ABB buys B&R to help it challenge Siemens in industrial automation

ZURICH (Reuters) - Swiss engineering group ABB ABBN.S has bought Austrian industrial automation company Bernecker & Rainer, a move that fits in with its strategy of expanding its products to better challenge German rival Siemens SIEGn.DE on the factory floor.

FILE PHOTO: FILE PHOTO: A man stands in front of the logo of Swiss engineering group ABB before a news conference in Zurich, Switzerland October 4, 2016. REUTERS/Arnd Wiegmann/File Photo/File Photo

ABB gave no purchase price for Bernecker & Rainer Industrie-Elektronik (B&R) when it announced the deal on Tuesday, but a person familiar with the matter said it was nearly $2 billion, the biggest deal under Chief Executive Ulrich Spiesshofer’s four-year leadership.

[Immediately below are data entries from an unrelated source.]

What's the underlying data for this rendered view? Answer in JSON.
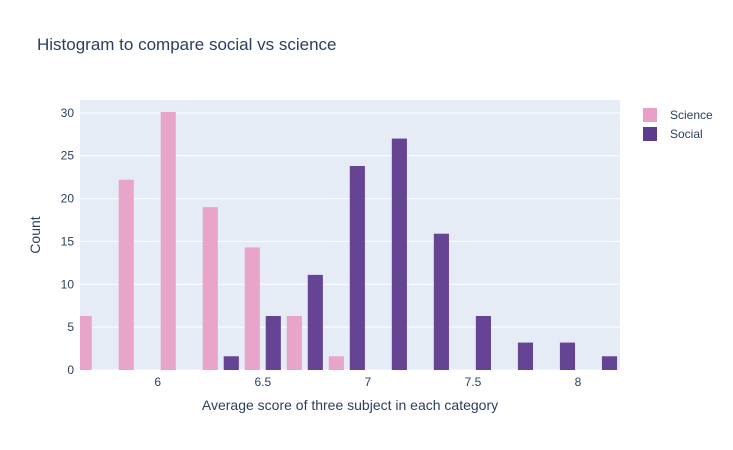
{
  "chart_data": {
    "type": "bar",
    "title": "Histogram to compare social vs science",
    "xlabel": "Average score of three subject in each category",
    "ylabel": "Count",
    "xlim": [
      5.63,
      8.2
    ],
    "ylim": [
      0,
      31.5
    ],
    "x_ticks": [
      6,
      6.5,
      7,
      7.5,
      8
    ],
    "x_tick_labels": [
      "6",
      "6.5",
      "7",
      "7.5",
      "8"
    ],
    "y_ticks": [
      0,
      5,
      10,
      15,
      20,
      25,
      30
    ],
    "y_tick_labels": [
      "0",
      "5",
      "10",
      "15",
      "20",
      "25",
      "30"
    ],
    "bin_width": 0.2,
    "grid": true,
    "legend_position": "top-right",
    "series": [
      {
        "name": "Science",
        "color": "#e8a0c6",
        "x": [
          5.65,
          5.85,
          6.05,
          6.25,
          6.45,
          6.65,
          6.85
        ],
        "values": [
          6.3,
          22.2,
          30.1,
          19.0,
          14.3,
          6.3,
          1.6
        ]
      },
      {
        "name": "Social",
        "color": "#5e3b8e",
        "x": [
          6.35,
          6.55,
          6.75,
          6.95,
          7.15,
          7.35,
          7.55,
          7.75,
          7.95,
          8.15
        ],
        "values": [
          1.6,
          6.3,
          11.1,
          23.8,
          27.0,
          15.9,
          6.3,
          3.2,
          3.2,
          1.6
        ]
      }
    ]
  }
}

ABB had considered other targets in industrial automation, including U.S. firm Rockwell Automation ROK.N, before deciding on B&R, according to a person familiar with the matter. ABB spokesman Saswato Das declined to comment or confirm the purchase price.

The Swiss company said the acquisition would increase its sales in industrial automation to around $15 billion by adding B&R’s annual sales of more than $600 million.

It would also consolidate ABB's No.2 position in the $130 billion processing and industrial sector behind Siemens SIEGn.DE but ahead of rivals such as Emerson EMR.N, Rockwell Automation and General Electric GE.N.

B&R makes programmable controls for machines used by companies including Nestle, Procter & Gamble and Roche.

The private company, founded by two electrical engineers in 1979, also makes components for machines used by automakers BMW, Daimler and Volkswagen. Its products include industrial PCs and factory automation devices designed to increase productivity.

ABB’s largest shareholder, Investor AB which holds a 10.48 percent stake according to Reuters data, welcomed the deal.

“As we see it, this is a very important, strategically sound acquisition which clearly strengthens ABB’s position in factory automation,” spokesman Stefan Stern said.

“It is important for ABB to continue to work with internal efficiency and at the same time invest for the future within strategic areas.”

ABB’s second-largest investor Cevian Capital, which campaigned for a break-up of ABB last year, declined to comment.

Shares in ABB were up 0.9 percent.

The Swiss company, which depends on oil and gas for around 15 percent of its revenue, has been hit as low oil prices have dented demand from oil producers for products such as temperature and pressure transmitters and flow measurement devices.

Takis Spiliopoulos, an analyst at Bank Vontobel, said global corporate spending on industrial automation is expected to grow by around 5 to 6 percent annually in the years ahead as Western companies bring back production from emerging markets, while oil and gas spending would remain subdued.

“This is a sensible acquisition, increasing ABB’s footprint on the factory floor where we expect higher growth in the future than in process industries like oil and gas,” Spiliopoulos said.

Spiesshofer said the B&R purchase would make ABB the only industrial automation provider offering customers the entire spectrum of technology and software solutions around measurement, control, actuation, robotics, digitalization and electrification.

“There will be more acquisitions ... as one of the drivers of growth going forward, but there is no ‘must haves’ we are desperate about,” Spiesshofer told reporters. “We are closing today perfectly the big gap we had in machine and factory automation, that was one gap we were always concerned about and wanted to close.”

ABB aims to increase B&R’s annual sales to above $1 billion from around $600 million now and said the business would add to operating earnings per share from the first year.

The purchase is being funded from ABB’s own cash and is expected to close by mid-year.